As severe drought conditions continue across much of California, a proposal to improve water infrastructure in the state has been pushed for reconsideration in 2024.
The Water Infrastructure Funding Act of 2022 would lead to a full revamping of California’s water infrastructure, using 2% of the state General Fund revenue to support the construction and expansion of aquifers, reservoirs, desalination plants, wastewater treatment facilities, and water conveyance systems.
If the measure passed, it would set aside as much as $4 billion in water infrastructure funding without raising taxes on any California residents. Indeed, cheaper water would likely have a whole host of economic benefits, particularly for poor and middle-income families across the state. However, the Act will not be on the 2022 ballot.

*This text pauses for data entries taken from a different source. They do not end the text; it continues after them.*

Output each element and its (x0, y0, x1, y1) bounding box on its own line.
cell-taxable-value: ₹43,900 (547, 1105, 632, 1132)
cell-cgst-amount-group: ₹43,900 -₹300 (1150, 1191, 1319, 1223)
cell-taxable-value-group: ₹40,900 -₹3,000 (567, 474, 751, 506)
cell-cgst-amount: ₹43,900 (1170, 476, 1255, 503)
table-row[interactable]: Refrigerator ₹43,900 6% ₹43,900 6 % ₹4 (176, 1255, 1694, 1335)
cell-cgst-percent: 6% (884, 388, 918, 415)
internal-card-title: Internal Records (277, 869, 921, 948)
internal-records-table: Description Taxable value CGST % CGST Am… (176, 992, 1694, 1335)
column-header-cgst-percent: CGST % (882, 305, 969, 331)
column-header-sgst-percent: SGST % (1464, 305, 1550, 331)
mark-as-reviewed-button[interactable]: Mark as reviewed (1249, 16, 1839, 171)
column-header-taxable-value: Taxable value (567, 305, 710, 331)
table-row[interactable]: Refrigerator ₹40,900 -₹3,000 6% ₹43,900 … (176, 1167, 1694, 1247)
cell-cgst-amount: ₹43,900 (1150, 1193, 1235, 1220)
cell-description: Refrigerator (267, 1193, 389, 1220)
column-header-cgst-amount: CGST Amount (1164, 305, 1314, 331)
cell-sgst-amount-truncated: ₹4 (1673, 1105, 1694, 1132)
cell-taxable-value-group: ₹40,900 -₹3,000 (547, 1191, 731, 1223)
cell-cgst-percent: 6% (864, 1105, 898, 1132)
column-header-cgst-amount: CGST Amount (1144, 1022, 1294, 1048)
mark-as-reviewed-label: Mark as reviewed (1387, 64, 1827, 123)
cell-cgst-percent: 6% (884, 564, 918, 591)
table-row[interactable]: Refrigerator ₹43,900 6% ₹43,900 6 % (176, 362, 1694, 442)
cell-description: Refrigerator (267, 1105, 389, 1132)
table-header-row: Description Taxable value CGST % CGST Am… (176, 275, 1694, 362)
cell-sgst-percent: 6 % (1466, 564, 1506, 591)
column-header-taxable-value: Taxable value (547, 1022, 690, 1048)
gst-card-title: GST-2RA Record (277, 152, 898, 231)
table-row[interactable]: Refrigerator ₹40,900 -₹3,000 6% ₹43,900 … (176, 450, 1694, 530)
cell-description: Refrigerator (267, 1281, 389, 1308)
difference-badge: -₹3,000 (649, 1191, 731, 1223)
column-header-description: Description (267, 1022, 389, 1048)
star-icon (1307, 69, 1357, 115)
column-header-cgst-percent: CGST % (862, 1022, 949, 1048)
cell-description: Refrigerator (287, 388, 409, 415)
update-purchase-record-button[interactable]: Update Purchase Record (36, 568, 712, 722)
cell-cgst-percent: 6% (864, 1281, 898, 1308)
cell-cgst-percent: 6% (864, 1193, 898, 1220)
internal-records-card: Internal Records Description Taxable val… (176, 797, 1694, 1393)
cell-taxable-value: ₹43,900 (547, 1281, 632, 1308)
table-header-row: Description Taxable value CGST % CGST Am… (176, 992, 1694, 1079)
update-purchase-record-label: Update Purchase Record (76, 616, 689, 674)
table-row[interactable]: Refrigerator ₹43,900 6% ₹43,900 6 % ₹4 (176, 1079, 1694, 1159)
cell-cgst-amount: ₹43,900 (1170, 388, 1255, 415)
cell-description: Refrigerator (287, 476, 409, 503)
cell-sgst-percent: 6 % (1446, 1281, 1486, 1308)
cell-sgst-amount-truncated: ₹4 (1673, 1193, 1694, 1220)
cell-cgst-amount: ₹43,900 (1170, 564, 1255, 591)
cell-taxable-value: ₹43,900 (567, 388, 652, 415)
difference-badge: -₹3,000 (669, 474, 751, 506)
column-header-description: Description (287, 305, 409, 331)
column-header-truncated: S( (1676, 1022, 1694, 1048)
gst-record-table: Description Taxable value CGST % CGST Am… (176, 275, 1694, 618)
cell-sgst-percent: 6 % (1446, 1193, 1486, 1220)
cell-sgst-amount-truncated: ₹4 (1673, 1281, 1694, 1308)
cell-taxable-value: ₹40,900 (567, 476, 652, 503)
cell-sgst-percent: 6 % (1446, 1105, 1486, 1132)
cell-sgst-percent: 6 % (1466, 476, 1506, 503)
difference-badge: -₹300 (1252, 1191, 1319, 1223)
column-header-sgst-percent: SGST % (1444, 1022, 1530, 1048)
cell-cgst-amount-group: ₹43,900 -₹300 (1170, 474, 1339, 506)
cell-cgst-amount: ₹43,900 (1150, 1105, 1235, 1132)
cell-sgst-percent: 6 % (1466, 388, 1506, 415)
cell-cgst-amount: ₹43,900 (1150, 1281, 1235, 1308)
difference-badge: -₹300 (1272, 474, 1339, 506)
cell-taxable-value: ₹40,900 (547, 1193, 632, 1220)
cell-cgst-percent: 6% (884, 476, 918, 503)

In the meantime, the water situation grows more and more dire for ordinary Californians living in a state battered by several years of drought. Although state officials have pleaded with citizens to voluntarily reduce water use by 15%, the public has fallen far short of meeting these goals, and some municipalities are beginning to take more drastic measures.
In Los Angeles, for instance, the Las Virgenes Municipal Water District has set “water budgets” for households, and threatened to implement fines and cut water flow to those which repeatedly flout the limits.
While few other areas seem to be following this example, it is possible that such restrictions could become widespread if the water crisis continues. In a worst-case scenario, water budgets could even be implemented statewide.
These heavy-handed measures, however, will likely serve as a mere stopgap measure unless an effective long-term legislative solution can be found before the 2024 election.